To the editor: There’s two individuals currently running for office that I believe voters need to scrutinize closely.
First, is Kathryn Dodge. Several years ago, the City Council, acting as a Board of Adjustment, heard an appeal by residents of Slaterville. After long deliberation, the council and city staff determined the appeal was warranted; the borough Planning Commission made serious procedural errors.
Angered by the decision borough Mayor Karl Kassel, in good ol’ boy fashion, quickly introduced an ordinance to the Borough Assembly to change the long-honored tradition allowing the City Council to act as a Board of Adjustment regarding planning matters inside the city. After much testimony in opposition from city officials and citizen comments, the assembly ignored the input and unfortunately backed Mayor Kassel.
Assemblywoman Kathryn Dodge, herself a city resident, voted to strip the city of that right.
That action itself shows little regard for the people of Fairbanks who now have no say in conditional uses inside the city limits.
Kathryn Dodge was also removed from the Alaska Human Rights Commission earlier this year after its executive director was suspended and then resigned for a controversial social media post complaining about a “Black Guns Matter” sticker, calling it racist.

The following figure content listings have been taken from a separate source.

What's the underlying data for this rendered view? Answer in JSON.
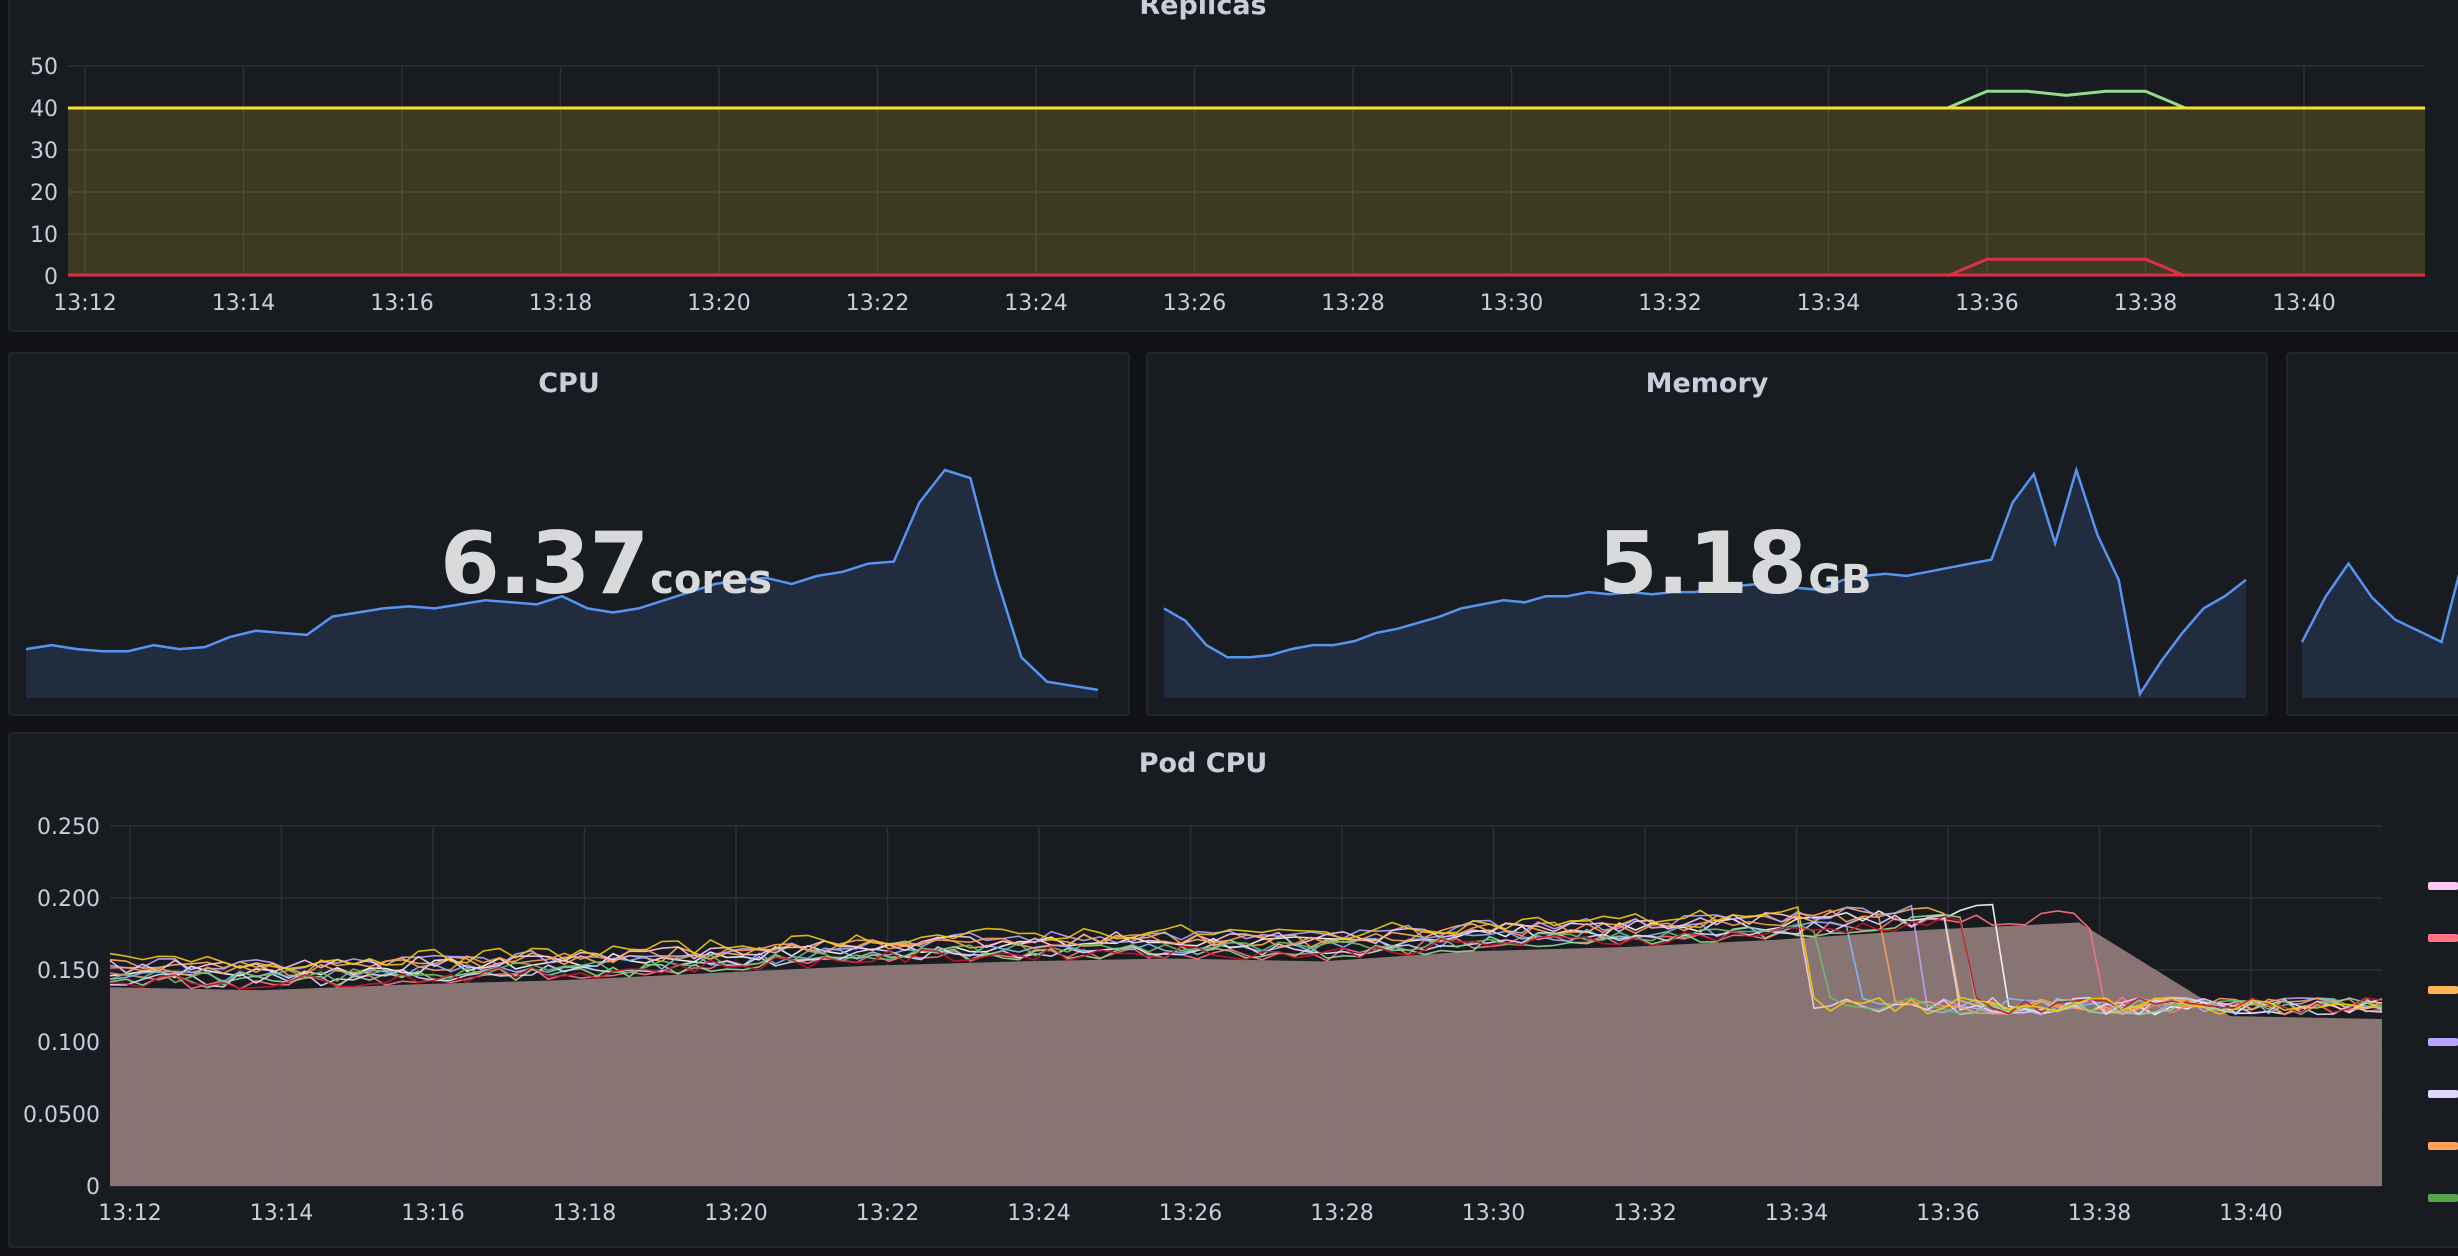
{
  "panels": {
    "replicas": {
      "title": "Replicas"
    },
    "cpu": {
      "title": "CPU",
      "value": "6.37",
      "unit": "cores"
    },
    "memory": {
      "title": "Memory",
      "value": "5.18",
      "unit": "GB"
    },
    "pod_cpu": {
      "title": "Pod CPU"
    }
  },
  "colors": {
    "yellow": "#fade2a",
    "green": "#96d98d",
    "red": "#e02f44",
    "blue": "#5794f2",
    "pod_fill": "#9b8482",
    "legend": [
      "#ffc6f0",
      "#ff7383",
      "#ffb357",
      "#b8a6ff",
      "#e0d9ff",
      "#ffa15a",
      "#56a64b"
    ]
  },
  "chart_data": [
    {
      "type": "line",
      "title": "Replicas",
      "x": [
        "13:12",
        "13:14",
        "13:16",
        "13:18",
        "13:20",
        "13:22",
        "13:24",
        "13:26",
        "13:28",
        "13:30",
        "13:32",
        "13:34",
        "13:36",
        "13:38",
        "13:40"
      ],
      "ylim": [
        0,
        50
      ],
      "yticks": [
        "0",
        "10",
        "20",
        "30",
        "40",
        "50"
      ],
      "series": [
        {
          "color": "#fade2a",
          "values_note": "constant",
          "value": 40
        },
        {
          "color": "#96d98d",
          "x": [
            "13:35.5",
            "13:36",
            "13:36.5",
            "13:37",
            "13:37.5",
            "13:38",
            "13:38.5"
          ],
          "values": [
            40,
            44,
            44,
            43,
            44,
            44,
            40
          ]
        },
        {
          "color": "#e02f44",
          "x": [
            "13:35.5",
            "13:36",
            "13:37",
            "13:38",
            "13:38.5"
          ],
          "values": [
            0,
            4,
            4,
            4,
            0
          ]
        }
      ]
    },
    {
      "type": "area",
      "title": "CPU",
      "values": [
        1.2,
        1.3,
        1.2,
        1.15,
        1.15,
        1.3,
        1.2,
        1.25,
        1.5,
        1.65,
        1.6,
        1.55,
        2.0,
        2.1,
        2.2,
        2.25,
        2.2,
        2.3,
        2.4,
        2.35,
        2.3,
        2.5,
        2.2,
        2.1,
        2.2,
        2.4,
        2.6,
        2.8,
        2.9,
        2.95,
        2.8,
        3.0,
        3.1,
        3.3,
        3.35,
        4.8,
        5.6,
        5.4,
        3.0,
        1.0,
        0.4,
        0.3,
        0.2
      ]
    },
    {
      "type": "area",
      "title": "Memory",
      "values": [
        2.2,
        1.9,
        1.3,
        1.0,
        1.0,
        1.05,
        1.2,
        1.3,
        1.3,
        1.4,
        1.6,
        1.7,
        1.85,
        2.0,
        2.2,
        2.3,
        2.4,
        2.35,
        2.5,
        2.5,
        2.6,
        2.55,
        2.6,
        2.55,
        2.6,
        2.6,
        2.7,
        2.75,
        2.8,
        2.75,
        2.7,
        2.65,
        2.9,
        3.0,
        3.05,
        3.0,
        3.1,
        3.2,
        3.3,
        3.4,
        4.8,
        5.5,
        3.8,
        5.6,
        4.0,
        2.9,
        0.1,
        0.9,
        1.6,
        2.2,
        2.5,
        2.9
      ]
    },
    {
      "type": "area",
      "title": "Pod CPU",
      "x": [
        "13:12",
        "13:14",
        "13:16",
        "13:18",
        "13:20",
        "13:22",
        "13:24",
        "13:26",
        "13:28",
        "13:30",
        "13:32",
        "13:34",
        "13:36",
        "13:38",
        "13:40"
      ],
      "yticks": [
        "0",
        "0.0500",
        "0.100",
        "0.150",
        "0.200",
        "0.250"
      ],
      "ylim": [
        0,
        0.25
      ],
      "series_count": 12,
      "trend": [
        0.15,
        0.148,
        0.152,
        0.155,
        0.16,
        0.165,
        0.168,
        0.17,
        0.168,
        0.175,
        0.178,
        0.183,
        0.19,
        0.195,
        0.13,
        0.128
      ]
    }
  ]
}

Second is Mindy O’Neall. Many people remember the “last minute controversy” that erupted in 2013 in the city mayoral race between John Eberhart and Vivian Stiver. Eberhart’s campaign expressed concern over Stiver’s “questionable conduct” for violating an arcane Alaska Public Offices Commission rule that resulted in a small fine immediately paid by Stiver. The News-Miner soon reported that Eberhart’s campaign manager helped originate the complaint.
That’s right, Mindy O’Neall orchestrated the whole thing. Do we want this kind of politics to be the norm here?
Later it was learned the Eberhart campaign had numerous APOC violations, including the highly publicized infraction resulting in a $37.50 fine. Using thousands of city dollars, he fought it for years before the City Council stopped the payments. A letter dated Feb. 6, 2014, from APOC assessed Eberhart a penalty of $44,500 for failure to file a 24-hour report and later reduced it to $445.